Scientists Learn Even More About Wombats and Their Beautiful Cubed Poop

Scientists Learn Even More About Wombats and Their Beautiful Cubed Poop

The world makes more sense today, thanks to new research detailing the digestive processes responsible for the bare-nosed wombat’s incredible cube-shaped poop.

Nature can be so magical.

For reasons not entirely understood, the bare-nosed wombat (Vombatus ursinus), a plant-eating Australian marsupial, produces poop roughly the same shape and size of dice. New research published in Soft Matter (great name) suggests this oddity of nature is no accident and that wombats have evolved highly specialised digestive capabilities to make it happen.

Bare-nosed wombats have what can only be described as an intense and intimate relationship with their excrement. The critters produce anywhere between four to eight pieces of dung during a single go, each measuring around 2 centimeters across. These sessions are unusually frequent, as wombats can yield upwards of 80 to 100 cubes of poop across a single evening.

Cube-shaped wombat poop.  (Image: P. Yang, D. Hu, Georgia Tech)
Cube-shaped wombat poop. (Image: P. Yang, D. Hu, Georgia Tech)

But that’s not the end of it. Wombats collect their poop, placing the pieces ever-so-carefully around their home range. Scientists suspect this assists with intraspecies communication, either to mark territory or, ahem, attract mates (something to think about when the clubs re-open). An advantage of cube-shaped poop is that it doesn’t easily roll away, in what is a popular, yet unproven, theory to explain the unique phenomenon.

There’s more, because of course there is. We humans, because we’re normal, deposit the digested remnants of our meals around a day or two after eating. Wombats, being the weirdos that they are, have digestive cycles that are up to four times longer than ours. This added time means they’re very efficient at extracting nutrients and water from their meals.

Maths don't lie: Computers models demonstrated the poop-shaping process in action. (Gif: P. Yang et al., 2021/Gizmodo)
Maths don’t lie: Computers models demonstrated the poop-shaping process in action. (Gif: P. Yang et al., 2021/Gizmodo)

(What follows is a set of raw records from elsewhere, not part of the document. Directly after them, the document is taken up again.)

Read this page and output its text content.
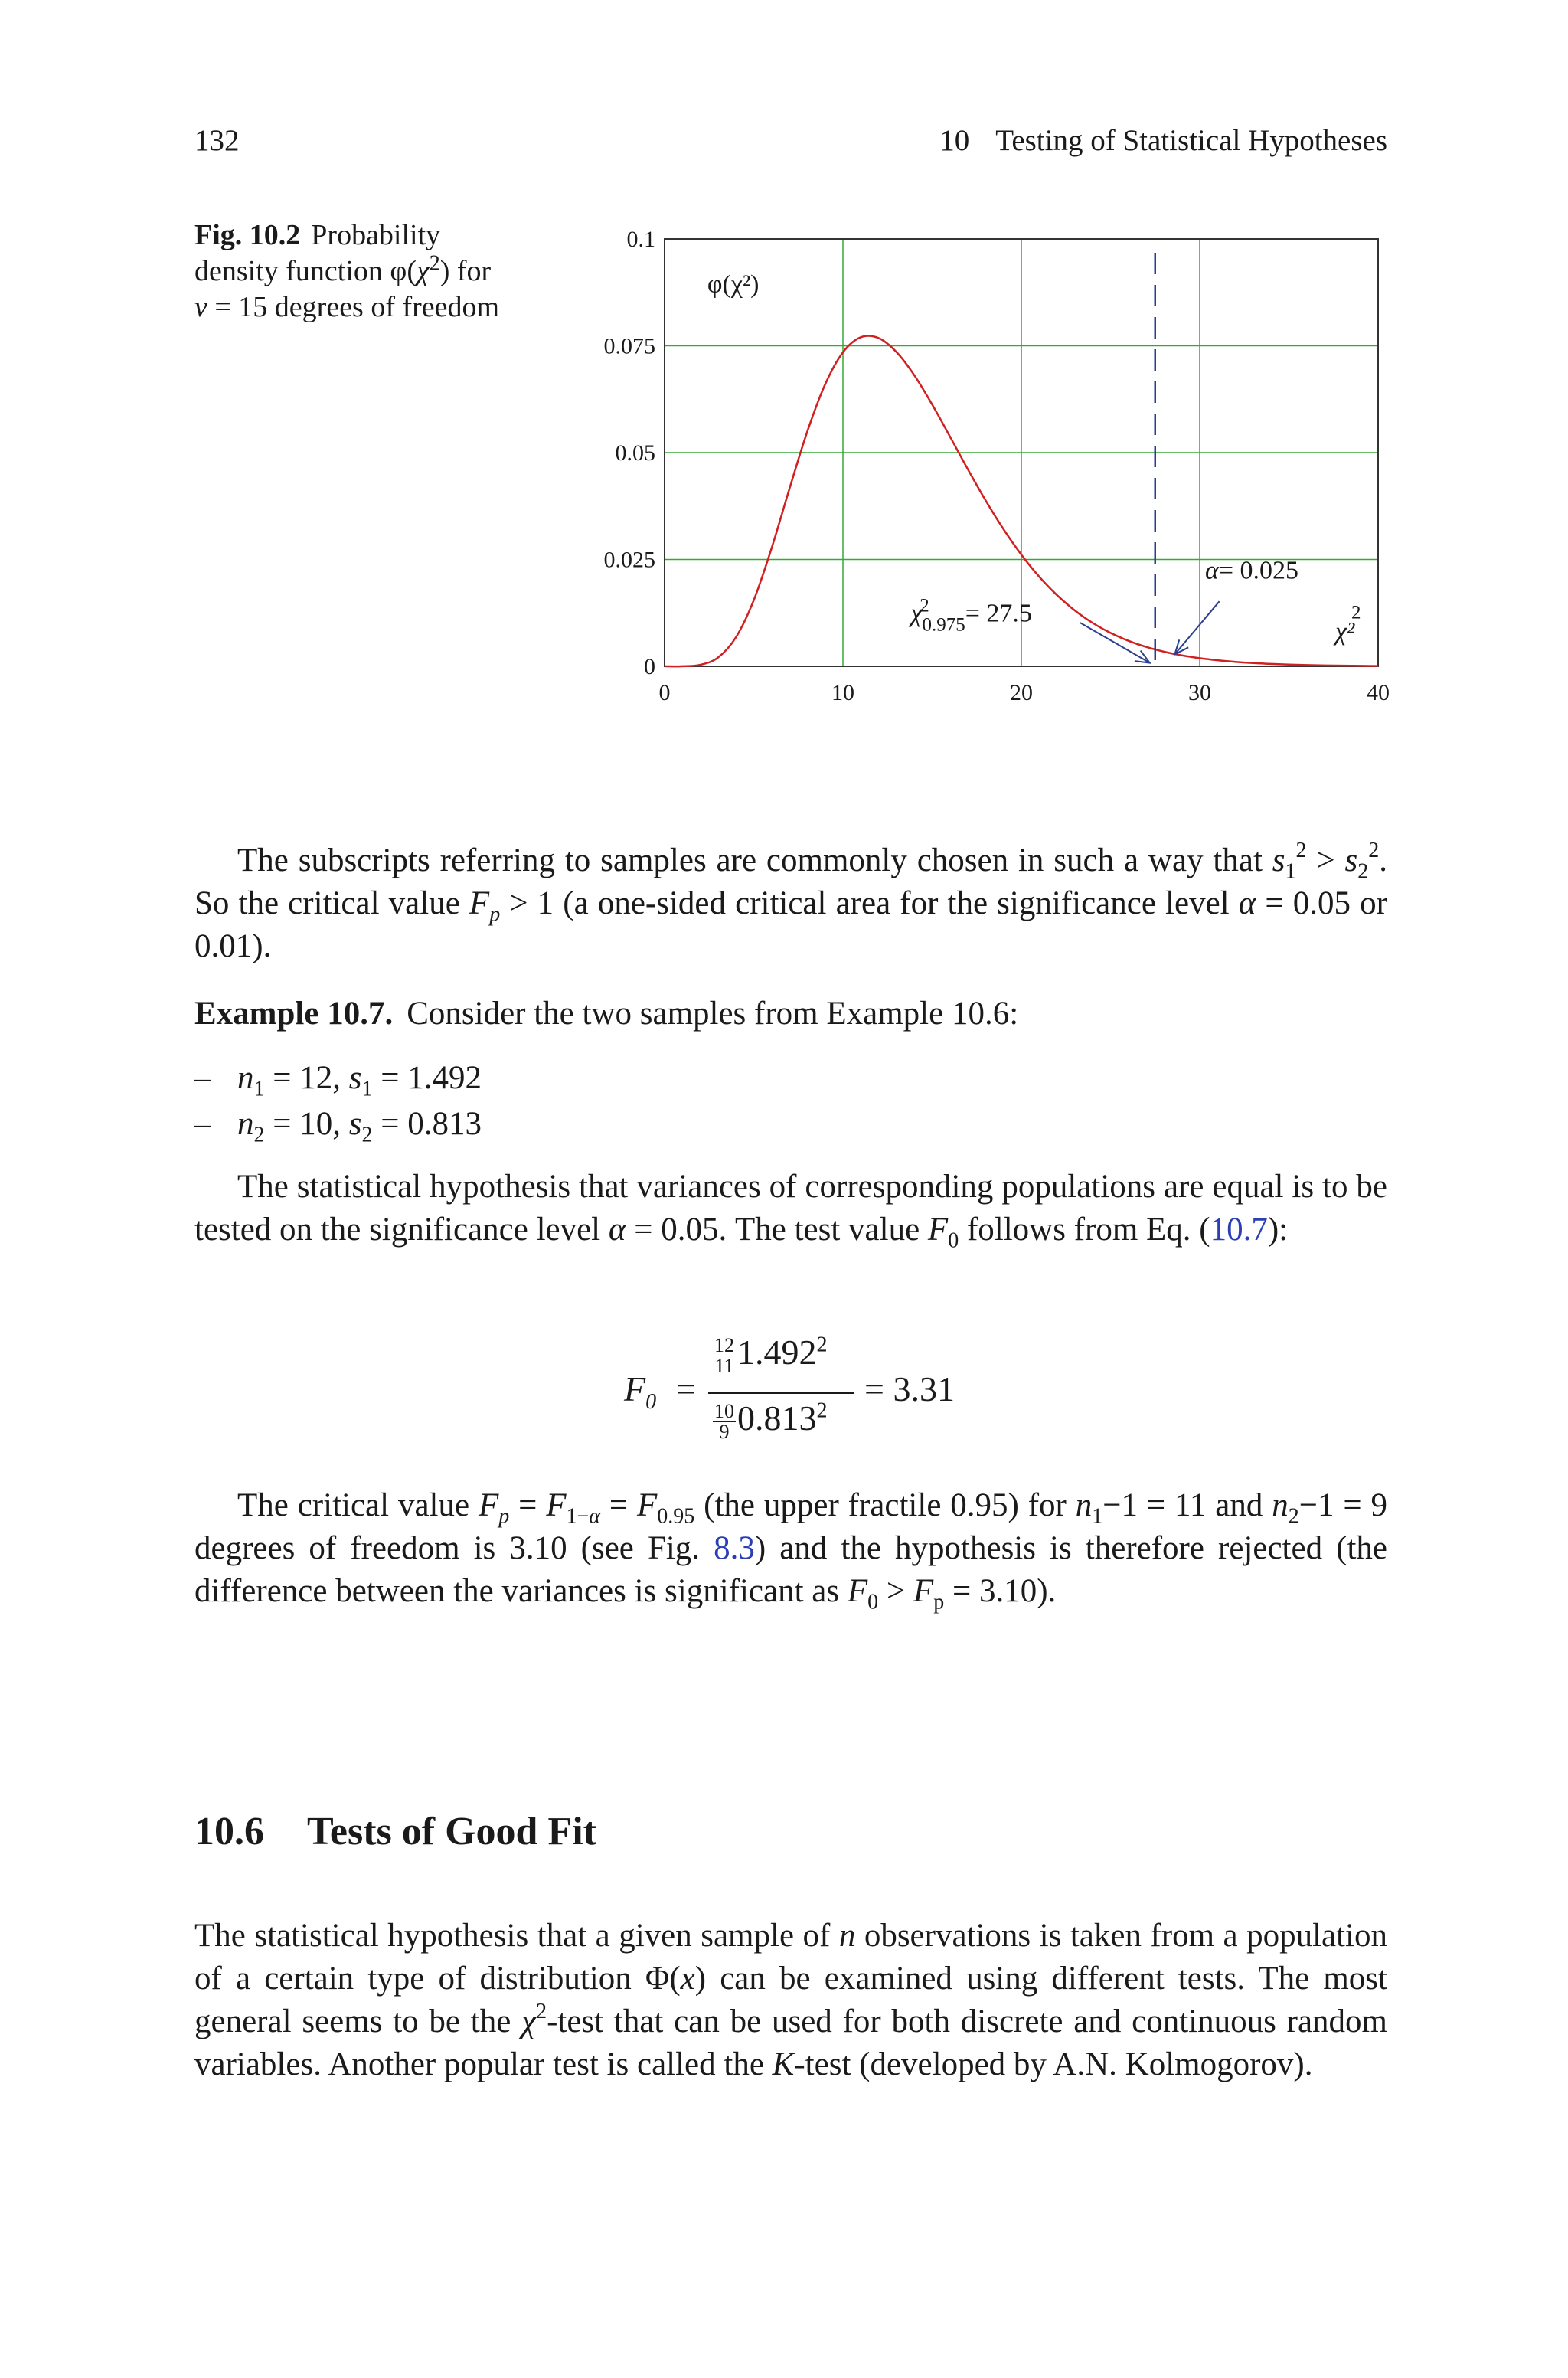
132	10 Testing of Statistical Hypotheses
Fig. 10.2 Probability
density function $\varphi(\chi^2)$ for
ν = 15 degrees of freedom
0
0.025
0.05
0.075
0.1
0	10	20	30	40
φ(χ²)
$\chi_{0.975}= 27.5$
2
α= 0.025
χ²
2
The subscripts referring to samples are commonly chosen in such a way that $s_1^2 > s_2^2$. So the critical value $F_p > 1$ (a one-sided critical area for the significance level α = 0.05 or 0.01).
Example 10.7. Consider the two samples from Example 10.6:
– $n_1 = 12$, $s_1 = 1.492$
– $n_2 = 10$, $s_2 = 0.813$
The statistical hypothesis that variances of corresponding populations are equal is to be tested on the significance level α = 0.05. The test value $F_0$ follows from Eq. (10.7):
$F_0$ =
$\frac{12}{11} 1.492^2$
$\frac{10}{9} 0.813^2$
= 3.31
The critical value $F_p = F_{1-\alpha} = F_{0.95}$ (the upper fractile 0.95) for $n_1-1 = 11$ and $n_2-1 = 9$ degrees of freedom is 3.10 (see Fig. 8.3) and the hypothesis is therefore rejected (the difference between the variances is significant as $F_0 > F_p = 3.10$).
10.6 Tests of Good Fit
The statistical hypothesis that a given sample of n observations is taken from a population of a certain type of distribution Φ(x) can be examined using different tests. The most general seems to be the $\chi^2$-test that can be used for both discrete and continuous random variables. Another popular test is called the K-test (developed by A.N. Kolmogorov).
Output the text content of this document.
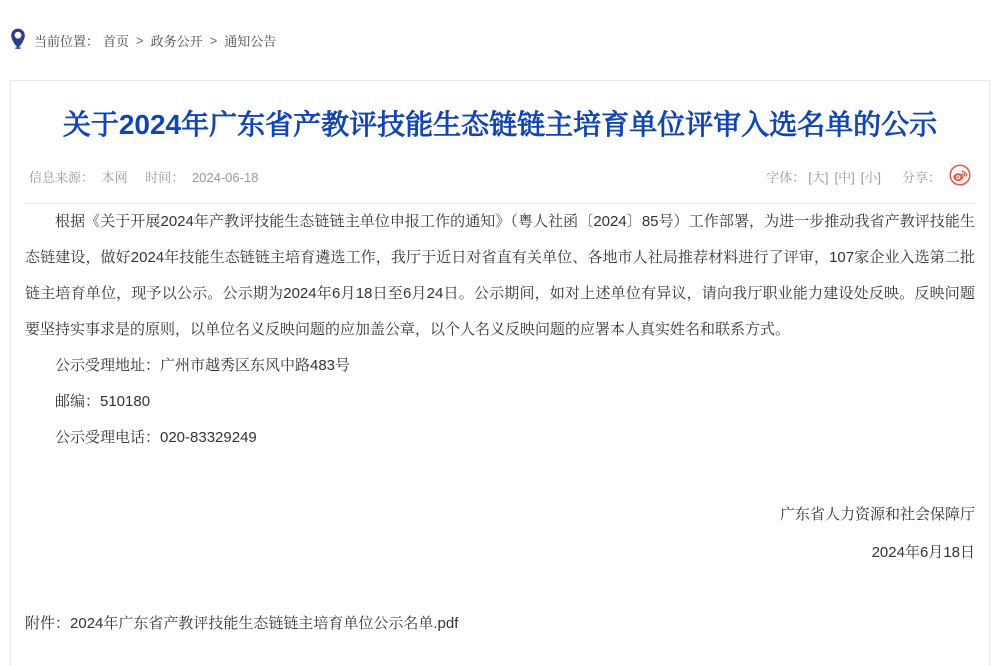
当前位置： 首页 > 政务公开 > 通知公告
关于2024年广东省产教评技能生态链链主培育单位评审入选名单的公示
信息来源： 本网 时间： 2024-06-18	字体： [大] [中] [小] 分享：

根据《关于开展2024年产教评技能生态链链主单位申报工作的通知》（粤人社函〔2024〕85号）工作部署，为进一步推动我省产教评技能生态链建设，做好2024年技能生态链链主培育遴选工作，我厅于近日对省直有关单位、各地市人社局推荐材料进行了评审，107家企业入选第二批链主培育单位，现予以公示。公示期为2024年6月18日至6月24日。公示期间，如对上述单位有异议，请向我厅职业能力建设处反映。反映问题要坚持实事求是的原则，以单位名义反映问题的应加盖公章，以个人名义反映问题的应署本人真实姓名和联系方式。

公示受理地址：广州市越秀区东风中路483号

邮编：510180

公示受理电话：020-83329249

广东省人力资源和社会保障厅
2024年6月18日
附件：2024年广东省产教评技能生态链链主培育单位公示名单.pdf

Patricia Yang, a postdoctoral fellow in mechanical engineering at the Georgia Institute of Technology and a co-author of the new study, has been studying wombat poop for a few years now. Back in 2018, her team was the first to show that wombat faeces acquire their cube shape at the end of the large intestine, not at the very beginning (as previously believed) or at the very end of the process (no, wombats don’t have square buttholes). The team discovered elastic properties in the wombat’s intestinal wall, but some questions remained.

“The ability of the wombat’s soft intestine to sculpt flat faces and sharp corners in faeces is poorly understood,” explained Yang in an email. “In 2018, we found differential [contrasting] stiffness in the intestine, but we did not understand how two stiff regions make four corners. It turns out the differential stiffness and contraction make it possible.”

To reach this conclusion, the team combined experimental research with number crunching, devising a mathematical model that demonstrates how a circular rubber band with two stiff regions can contract to four corners while in a “highly damped environment,” as the authors wrote in the study.

The researchers had recently discovered two stiff and two flexible regions wrapped around the circumference of the wombat intestine. Equipped with their updated anatomy, the team, which includes David Hu, a professor of fluid mechanics at the Georgia Institute of Technology, created 2D computer models that simulated the expansion and contraction of these regions, demonstrating how the poop forms in this part of the animal’s bowels, which is located within the last 17% of the large intestine.

“Muscle is like a rubber band,” explained Hu in an email. “The stiffer the rubber, the quicker and more strongly it contracts. Now imagine a big rubber band constructed with two stiff sections and two soft sections in an alternating ABAB pattern. When that composite band contracts, the stiff sections will contract first. The centre of the stiff sections forms the first pair of corners of the square, as they are on the diagonal.”

So when the stiff parts of the “rubber band” contract, the soft sections are left behind, and those lagging points become the remaining pair of corners of the square, he said.

“Poop is hard to move because it’s so dense and stiff,” said Hu. “The contractions are very subtle, and these corners get more and more accentuated over 40,000 contractions that the faeces experiences as it travels down the intestine.”

That’s a lot of contractions to produce a single piece of cube-shaped poop. For the wombat, it must be worth all the trouble.

This research might seem superfluous, but advances in this area could be applied elsewhere, including the early detection of colon cancer in humans. As Yang explained in a statement, “one of the early symptoms of colon cancer is that part of the colon can become stiff,” potentially producing an “edge or unusual shape in the faeces and could be an early indicator about the health of the colon.”

As a final fun fact, Yang and Hu are the recipients of not one but two Ig Nobel prizes, an annual award for research that “makes you laugh then think.” In 2015, the team won the satirical prize for research into animal urination (the scientists discovered that all mammals, regardless of size, take about 21 seconds to pee), and in 2019 they won the Ig Nobel for their earlier work on wombat poop.